By Alan Jackson, CISSP
A recent attack within the “Internet of Things” (IOT) made me think about a commonality between me and Bill Gates. When Bill Gates built his house more than 25 years ago, he incorporated very sophisticated technologies into each room. Visitors to his house were encoded into a computer system and the system automatically adjusted the lights, temperature, and music in each room to the tastes of the occupants. This technology was way ahead of its time, but over the years home management networks have become more and more common. In fact, I have many devices in my house that are directly connected to my home network. These devices allow me to remotely adjust the temperature, check to see if the lights are off, stream stored videos, and keep track of my grocery needs. These devices are part of the IOT and they include network-connected thermostats, nanny-cams, and smart refrigerators. The IOT also includes industrial controls systems, smart cars, copiers, fax machines, and manufacturing robotic systems. All of these devices have tiny computers in them and a malicious person could take over the computer. Some of you may be thinking, “C’mon Alan, be serious. You have watched The Terminator and The Matrix too many times.” Well it has happened.
On Friday, October 21, 2016, a massive attack was launched from the IOT. During this incident, a large number of small internet-connected devices were told to attack the Internet simultaneously. This attack succeeded and some of the largest companies on the Internet were crippled for hours. This attack did not surprise cyber security experts. In fact, these experts have been warning about the IOT for years. The problem with the IOT is that “smart” devices are designed to be convenient. As a result, individuals quickly install them, leave unnecessary feature enabled, and fail to change the default usernames and passwords. This makes it easy for attackers to take control of these devices.

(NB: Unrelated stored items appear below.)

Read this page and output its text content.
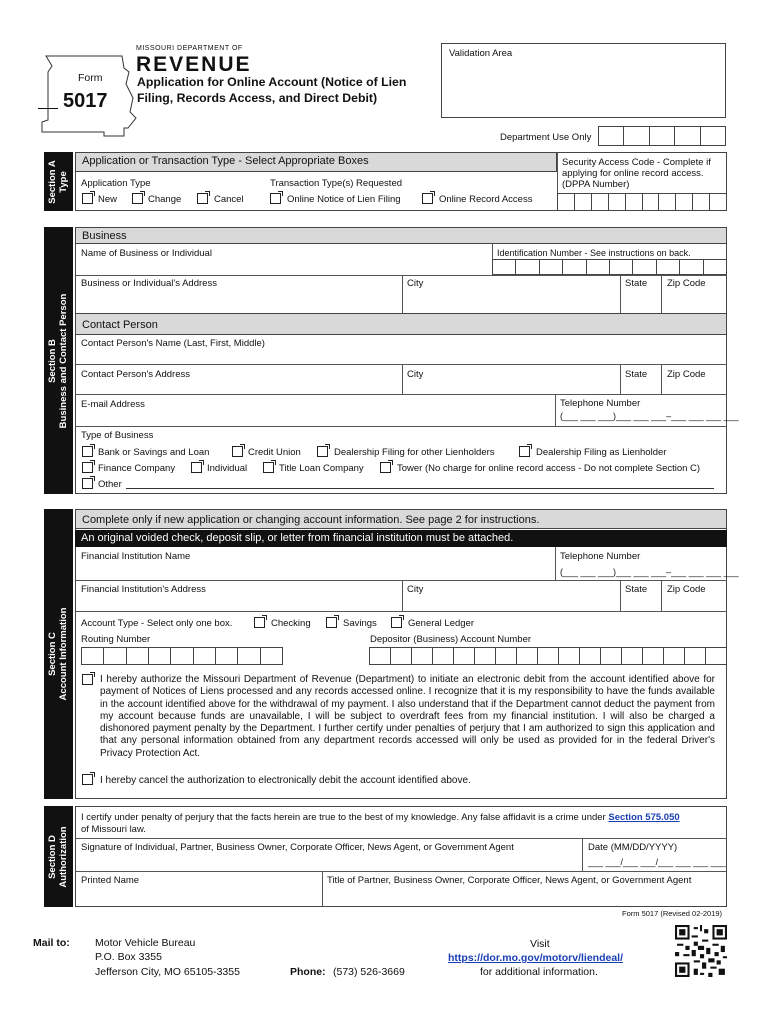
MISSOURI DEPARTMENT OF
REVENUE
Form
5017
Application for Online Account (Notice of Lien
Filing, Records Access, and Direct Debit)
Validation Area
Department Use Only
Section A Type
Application or Transaction Type - Select Appropriate Boxes	Security Access Code - Complete if applying for online record access. (DPPA Number)
Application Type
New	Change	Cancel
Transaction Type(s) Requested
Online Notice of Lien Filing	Online Record Access
Section B Business and Contact Person
Business
Name of Business or Individual	Identification Number - See instructions on back.
Business or Individual's Address	City	State Zip Code
Contact Person
Contact Person's Name (Last, First, Middle)
Contact Person's Address	City	State Zip Code
E-mail Address	Telephone Number
(___ ___ ___)___ ___ ___–___ ___ ___ ___
Type of Business
Bank or Savings and Loan	Credit Union	Dealership Filing for other Lienholders	Dealership Filing as Lienholder
Finance Company	Individual	Title Loan Company	Tower (No charge for online record access - Do not complete Section C)
Other
Section C Account Information
Complete only if new application or changing account information. See page 2 for instructions.
An original voided check, deposit slip, or letter from financial institution must be attached.
Financial Institution Name	Telephone Number
(___ ___ ___)___ ___ ___–___ ___ ___ ___
Financial Institution's Address	City	State Zip Code
Account Type - Select only one box.	Checking	Savings	General Ledger
Routing Number	Depositor (Business) Account Number
I hereby authorize the Missouri Department of Revenue (Department) to initiate an electronic debit from the account identified above for payment of Notices of Liens processed and any records accessed online. I recognize that it is my responsibility to have the funds available in the account identified above for the withdrawal of my payment. I also understand that if the Department cannot deduct the payment from my account because funds are unavailable, I will be subject to overdraft fees from my financial institution. I will also be charged a dishonored payment penalty by the Department. I further certify under penalties of perjury that I am authorized to sign this application and that any personal information obtained from any department records accessed will only be used as provided for in the federal Driver's Privacy Protection Act.
I hereby cancel the authorization to electronically debit the account identified above.
Section D Authorization
I certify under penalty of perjury that the facts herein are true to the best of my knowledge. Any false affidavit is a crime under Section 575.050
of Missouri law.
Signature of Individual, Partner, Business Owner, Corporate Officer, News Agent, or Government Agent	Date (MM/DD/YYYY)
___ ___/___ ___/___ ___ ___ ___
Printed Name	Title of Partner, Business Owner, Corporate Officer, News Agent, or Government Agent
Form 5017 (Revised 02-2019)
Mail to: Motor Vehicle Bureau
P.O. Box 3355
Jefferson City, MO 65105-3355	Phone: (573) 526-3669
Visit
https://dor.mo.gov/motorv/liendeal/
for additional information.
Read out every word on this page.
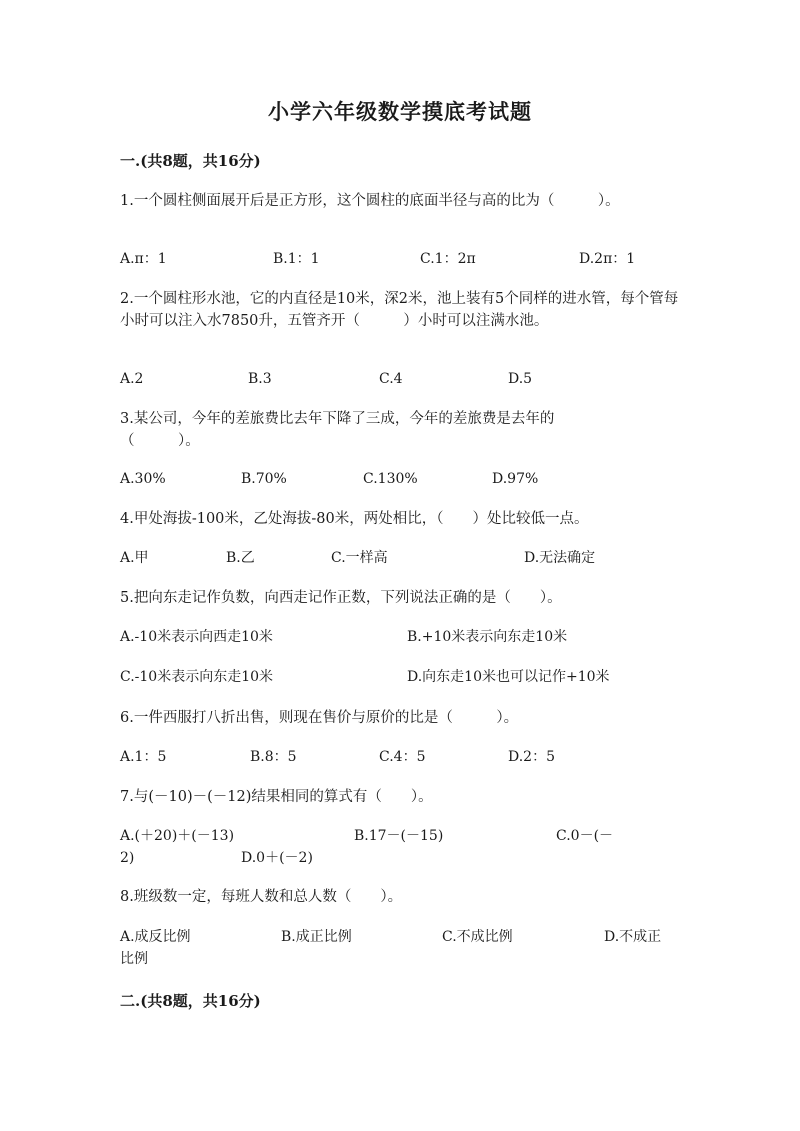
小学六年级数学摸底考试题
一.(共8题，共16分)
1.一个圆柱侧面展开后是正方形，这个圆柱的底面半径与高的比为（　　　）。
A.π：1	B.1：1	C.1：2π	D.2π：1
2.一个圆柱形水池，它的内直径是10米，深2米，池上装有5个同样的进水管，每个管每小时可以注入水7850升，五管齐开（　　　）小时可以注满水池。
A.2	B.3	C.4	D.5
3.某公司，今年的差旅费比去年下降了三成，今年的差旅费是去年的（　　　）。
A.30%	B.70%	C.130%	D.97%
4.甲处海拔-100米，乙处海拔-80米，两处相比，（　　）处比较低一点。
A.甲	B.乙	C.一样高	D.无法确定
5.把向东走记作负数，向西走记作正数，下列说法正确的是（　　）。
A.-10米表示向西走10米	B.+10米表示向东走10米
C.-10米表示向东走10米	D.向东走10米也可以记作+10米
6.一件西服打八折出售，则现在售价与原价的比是（　　　）。
A.1：5	B.8：5	C.4：5	D.2：5
7.与(－10)－(－12)结果相同的算式有（　　）。
A.(＋20)＋(－13)	B.17－(－15)	C.0－(－
2)	D.0＋(－2)
8.班级数一定，每班人数和总人数（　　）。
A.成反比例	B.成正比例	C.不成比例	D.不成正
比例
二.(共8题，共16分)
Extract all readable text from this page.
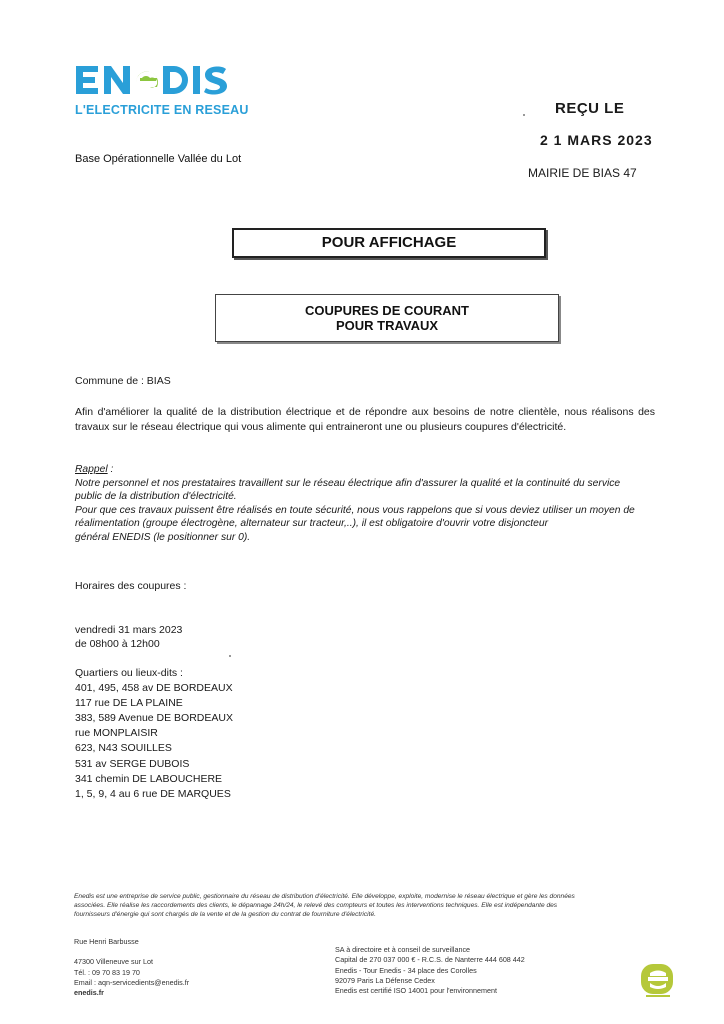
L'ELECTRICITE EN RESEAU
Base Opérationnelle Vallée du Lot
REÇU LE
2 1 MARS 2023
MAIRIE DE BIAS 47
POUR AFFICHAGE
COUPURES DE COURANT
POUR TRAVAUX
Commune de : BIAS
Afin d'améliorer la qualité de la distribution électrique et de répondre aux besoins de notre clientèle, nous réalisons des travaux sur le réseau électrique qui vous alimente qui entraineront une ou plusieurs coupures d'électricité.
Rappel :
Notre personnel et nos prestataires travaillent sur le réseau électrique afin d'assurer la qualité et la continuité du service
public de la distribution d'électricité.
Pour que ces travaux puissent être réalisés en toute sécurité, nous vous rappelons que si vous deviez utiliser un moyen de
réalimentation (groupe électrogène, alternateur sur tracteur,..), il est obligatoire d'ouvrir votre disjoncteur
général ENEDIS (le positionner sur 0).
Horaires des coupures :
vendredi 31 mars 2023
de 08h00 à 12h00
Quartiers ou lieux-dits :
401, 495, 458 av DE BORDEAUX
117 rue DE LA PLAINE
383, 589 Avenue DE BORDEAUX
rue MONPLAISIR
623, N43 SOUILLES
531 av SERGE DUBOIS
341 chemin DE LABOUCHERE
1, 5, 9, 4 au 6 rue DE MARQUES
Enedis est une entreprise de service public, gestionnaire du réseau de distribution d'électricité. Elle développe, exploite, modernise le réseau électrique et gère les données
associées. Elle réalise les raccordements des clients, le dépannage 24h/24, le relevé des compteurs et toutes les interventions techniques. Elle est indépendante des
fournisseurs d'énergie qui sont chargés de la vente et de la gestion du contrat de fourniture d'électricité.
Rue Henri Barbusse
47300 Villeneuve sur Lot
Tél. : 09 70 83 19 70
Email : aqn-servicedients@enedis.fr
enedis.fr
SA à directoire et à conseil de surveillance
Capital de 270 037 000 € - R.C.S. de Nanterre 444 608 442
Enedis - Tour Enedis - 34 place des Corolles
92079 Paris La Défense Cedex
Enedis est certifié ISO 14001 pour l'environnement
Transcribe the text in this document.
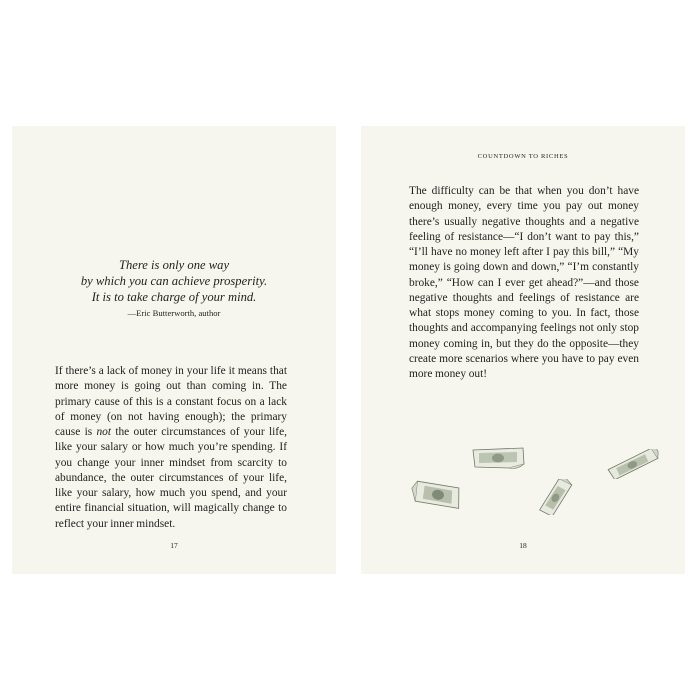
There is only one way
by which you can achieve prosperity.
It is to take charge of your mind.
—Eric Butterworth, author
If there’s a lack of money in your life it means that more money is going out than coming in. The primary cause of this is a constant focus on a lack of money (on not having enough); the primary cause is not the outer circumstances of your life, like your salary or how much you’re spending. If you change your inner mindset from scarcity to abundance, the outer circumstances of your life, like your salary, how much you spend, and your entire financial situation, will magically change to reflect your inner mindset.
17
COUNTDOWN TO RICHES
The difficulty can be that when you don’t have enough money, every time you pay out money there’s usually negative thoughts and a negative feeling of resistance—“I don’t want to pay this,” “I’ll have no money left after I pay this bill,” “My money is going down and down,” “I’m constantly broke,” “How can I ever get ahead?”—and those negative thoughts and feelings of resistance are what stops money coming to you. In fact, those thoughts and accompanying feelings not only stop money coming in, but they do the opposite—they create more scenarios where you have to pay even more money out!
18
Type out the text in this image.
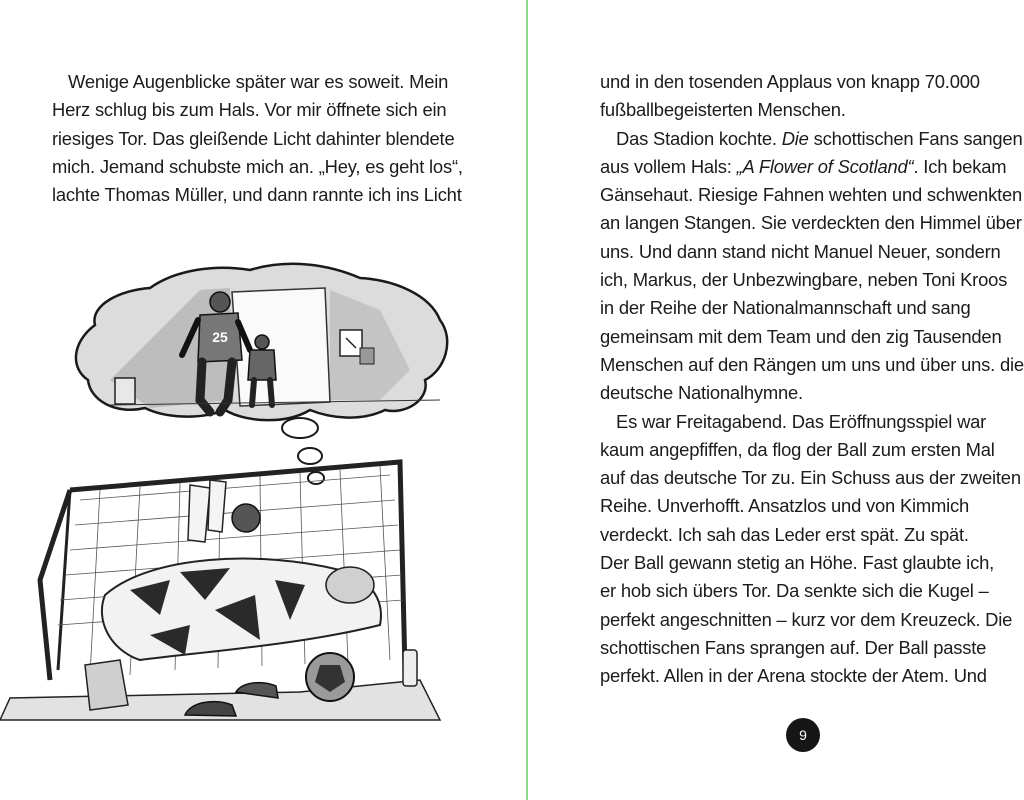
Wenige Augenblicke später war es soweit. Mein
Herz schlug bis zum Hals. Vor mir öffnete sich ein
riesiges Tor. Das gleißende Licht dahinter blendete
mich. Jemand schubste mich an. „Hey, es geht los“,
lachte Thomas Müller, und dann rannte ich ins Licht
25
und in den tosenden Applaus von knapp 70.000
fußballbegeisterten Menschen.
Das Stadion kochte. Die schottischen Fans sangen
aus vollem Hals: „A Flower of Scotland“. Ich bekam
Gänsehaut. Riesige Fahnen wehten und schwenkten
an langen Stangen. Sie verdeckten den Himmel über
uns. Und dann stand nicht Manuel Neuer, sondern
ich, Markus, der Unbezwingbare, neben Toni Kroos
in der Reihe der Nationalmannschaft und sang
gemeinsam mit dem Team und den zig Tausenden
Menschen auf den Rängen um uns und über uns. die
deutsche Nationalhymne.
Es war Freitagabend. Das Eröffnungsspiel war
kaum angepfiffen, da flog der Ball zum ersten Mal
auf das deutsche Tor zu. Ein Schuss aus der zweiten
Reihe. Unverhofft. Ansatzlos und von Kimmich
verdeckt. Ich sah das Leder erst spät. Zu spät.
Der Ball gewann stetig an Höhe. Fast glaubte ich,
er hob sich übers Tor. Da senkte sich die Kugel –
perfekt angeschnitten – kurz vor dem Kreuzeck. Die
schottischen Fans sprangen auf. Der Ball passte
perfekt. Allen in der Arena stockte der Atem. Und
9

So what can YOU do about it? Whether you are a home user, or a business, the first thing that you should do is to secure your wireless network. Ensure that you are using WPA2 encryption and that your wireless network requires a complex password. Next, inventory everything connected to your network. Pay special attention to printers, fax machines, copiers, and anything else you can access from a computer. If you don’t know what is connected, you will be unable to secure it. Third, ensure that all of your network-connected devices are up-to-date. For example, your network connected copier has software installed on it. Make sure that you are running the most current version of the software. Finally, log into your network connected devices, change the default usernames and passwords, and remove unnecessary services. There are many other security precautions that you can implement, but if you follow the four steps listed above you will make it much harder for SkyNet to take over and release Terminators all over the world.